Euro 2016 : la fête commence, les grèves continuent

 
Alerte Info 10.06.2016 @ 11h04 : Loi travail : El Khomri prête à recevoir Martinez "dans la minute" (Le Figaro.fr)
 
Photo AFP

Alors que le championnat d’Europe de football commence vendredi 10 juin dans un climat social tendu, marqué notamment par des grèves dans les transports (SNCF, RATP, Air France), le président de la République, François Hollande, a affirmé jeudi 9 juin à Tulle, en Corrèze, que « l’Etat prendra toutes les mesures qui seront nécessaires pour accueillir, pour transporter, pour faire en sorte que les matchs puissent se tenir dans les conditions exigeantes de sécurité ».
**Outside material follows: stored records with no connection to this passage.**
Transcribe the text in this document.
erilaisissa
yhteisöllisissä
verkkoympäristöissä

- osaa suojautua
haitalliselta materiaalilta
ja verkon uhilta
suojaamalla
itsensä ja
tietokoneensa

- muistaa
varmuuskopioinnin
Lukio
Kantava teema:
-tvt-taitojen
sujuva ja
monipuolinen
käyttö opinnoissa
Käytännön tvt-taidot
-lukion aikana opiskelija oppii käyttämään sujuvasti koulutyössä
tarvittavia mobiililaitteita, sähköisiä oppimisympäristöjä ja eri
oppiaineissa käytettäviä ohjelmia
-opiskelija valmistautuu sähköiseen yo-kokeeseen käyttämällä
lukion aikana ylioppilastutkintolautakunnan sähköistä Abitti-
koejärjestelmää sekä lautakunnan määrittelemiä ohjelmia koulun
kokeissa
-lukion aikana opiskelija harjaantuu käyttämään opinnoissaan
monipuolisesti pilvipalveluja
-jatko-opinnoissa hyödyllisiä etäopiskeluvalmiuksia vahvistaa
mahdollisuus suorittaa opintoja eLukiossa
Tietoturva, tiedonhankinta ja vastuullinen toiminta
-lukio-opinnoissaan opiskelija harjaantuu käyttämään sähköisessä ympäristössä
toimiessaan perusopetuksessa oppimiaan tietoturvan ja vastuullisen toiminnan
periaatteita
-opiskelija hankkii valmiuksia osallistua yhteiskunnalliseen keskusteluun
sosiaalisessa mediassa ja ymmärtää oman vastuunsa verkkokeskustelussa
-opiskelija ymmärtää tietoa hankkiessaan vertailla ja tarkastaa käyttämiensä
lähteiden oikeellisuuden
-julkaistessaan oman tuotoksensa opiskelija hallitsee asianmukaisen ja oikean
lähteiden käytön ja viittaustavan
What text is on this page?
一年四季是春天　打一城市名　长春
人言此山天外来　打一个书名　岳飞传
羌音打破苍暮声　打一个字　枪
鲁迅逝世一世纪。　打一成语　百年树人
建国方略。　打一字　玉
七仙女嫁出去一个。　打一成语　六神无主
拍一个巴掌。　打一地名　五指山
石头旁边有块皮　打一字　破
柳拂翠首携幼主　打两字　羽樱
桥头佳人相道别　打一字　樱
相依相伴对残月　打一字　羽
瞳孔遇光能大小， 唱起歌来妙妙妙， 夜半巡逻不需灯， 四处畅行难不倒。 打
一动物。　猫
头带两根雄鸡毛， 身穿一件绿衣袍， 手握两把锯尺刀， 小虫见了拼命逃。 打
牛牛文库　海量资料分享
Si le chef de l’Etat a refusé d’évoquer le recours possible aux réquisitions – « Pour l’instant, nous n’en sommes pas là » – il a fait « appel à la responsabilité de chacun ». Le premier ministre, Manuel Valls, a aussi prévenu, jeudi soir, qu’il n’excluait « aucune hypothèse » pour acheminer les supporteurs vers Saint-Denis, vendredi, où le Stade de France accueillera le match d’ouverture de la compétition, qui opposera la France à la Roumanie.

Le gouvernement tente de glisser un coin dans le front présenté jusqu’ici par la CGT cheminots et SUD-Rail, à la pointe du conflit contre la réforme du code du travail, et celui d’un nouveau cadre social pour la SNCF. La ministre du travail, Myriam El Khomri, a ainsi offert une porte de sortie au secrétaire général de la CGT, Philippe Martinez, en l’invitant à la rencontrer le 17 juin, trois jours après la journée nationale de mobilisation du 14 contre son projet de loi. Ce dernier a pour sa part déclaré qu’il n’était « pas sûr que bloquer les supporteurs soit la meilleure image que l’on puisse donner de la CGT », ajoutant que la centrale « [souhaitait] que l’Euro 2016 se déroule comme une vraie fête populaire dans les stades comme dans les fan-zones ».

Pour autant, le mouvement « n’est pas terminé », a-t-il pris soin de souligner, en appelant les personnels de nouvelles entreprises à rejoindre la mobilisation et à l’amplifier. De son côté, le ministre des finances, Michel Sapin, a invité, jeudi, les salariés encore mobilisés à mettre fin à leur mouvement, estimant que la grève n’avait désormais « plus aucun sens », faute d’être « compréhensible ».

SNCF : trafic perturbé

A la SNCF, la grève a été reconduite jusqu’à vendredi par les assemblées générales de cheminots en Ile-de-France et dans la plupart des régions, pour la dixième journée d’affilée. Mais ces assemblées ont été moins nombreuses à voter la reconduction, et les scrutins ont été plus serrés. Le trafic devrait connaître une légère amélioration vendredi avec, toujours, un train sur deux sur les lignes Transilien et Intercités et 80 % des TGV, mais avec une amélioration du côté des TER (sept trains sur dix) et du RER.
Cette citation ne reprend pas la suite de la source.